Preferential Sampling
Description
A preprocessing fairness technique developed by Kamiran and Calders that addresses dataset imbalances by re-sampling training data with preference for underrepresented groups to achieve discrimination-free classification. This method modifies the training distribution by prioritising borderline objects (instances near decision boundaries) from underrepresented groups for duplication whilst potentially removing instances from overrepresented groups. Unlike relabelling approaches, preferential sampling maintains original class labels whilst creating a more balanced dataset that prevents models from learning biased patterns due to skewed group representation.
Example Use Cases
Fairness
Preprocessing hiring datasets by preferentially sampling candidates from underrepresented gender and ethnic groups, particularly focusing on borderline cases near decision boundaries, to ensure fair representation whilst maintaining original qualifications and labels for unbiased recruitment model training.
Reliability
Balancing medical training datasets by oversampling patients from underrepresented demographic groups to ensure reliable diagnostic performance across all populations, preventing models from exhibiting reduced accuracy for minority patient groups due to insufficient training examples.
Transparency
Creating transparent credit scoring datasets by documenting and adjusting the sampling process to ensure equal representation across demographic groups, providing clear evidence to regulators that training data imbalances have been addressed without altering original creditworthiness labels.
Limitations
- Oversampling minority groups can cause overfitting to duplicated examples, particularly when borderline instances are repeatedly sampled, potentially reducing model generalisation.

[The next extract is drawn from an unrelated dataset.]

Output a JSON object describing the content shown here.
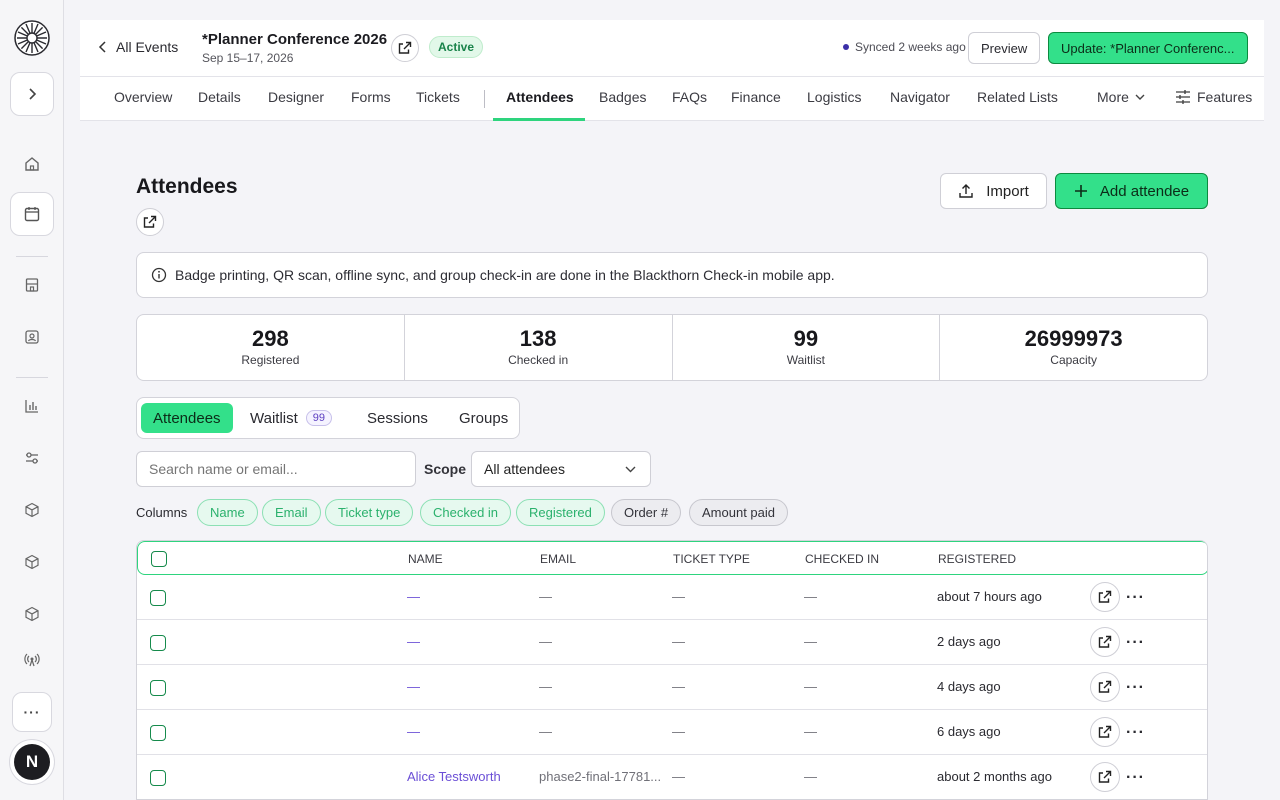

- Undersampling majority groups may remove important examples that contain valuable information, potentially degrading overall model performance.
- Does not address inherent algorithmic bias in the learning process itself, only correcting for representation imbalances in the training data.
- Selection of borderline objects requires careful threshold tuning and may be sensitive to the choice of distance metrics or similarity measures used.
- May not address intersectional fairness issues when multiple protected attributes create complex group combinations that require nuanced sampling strategies.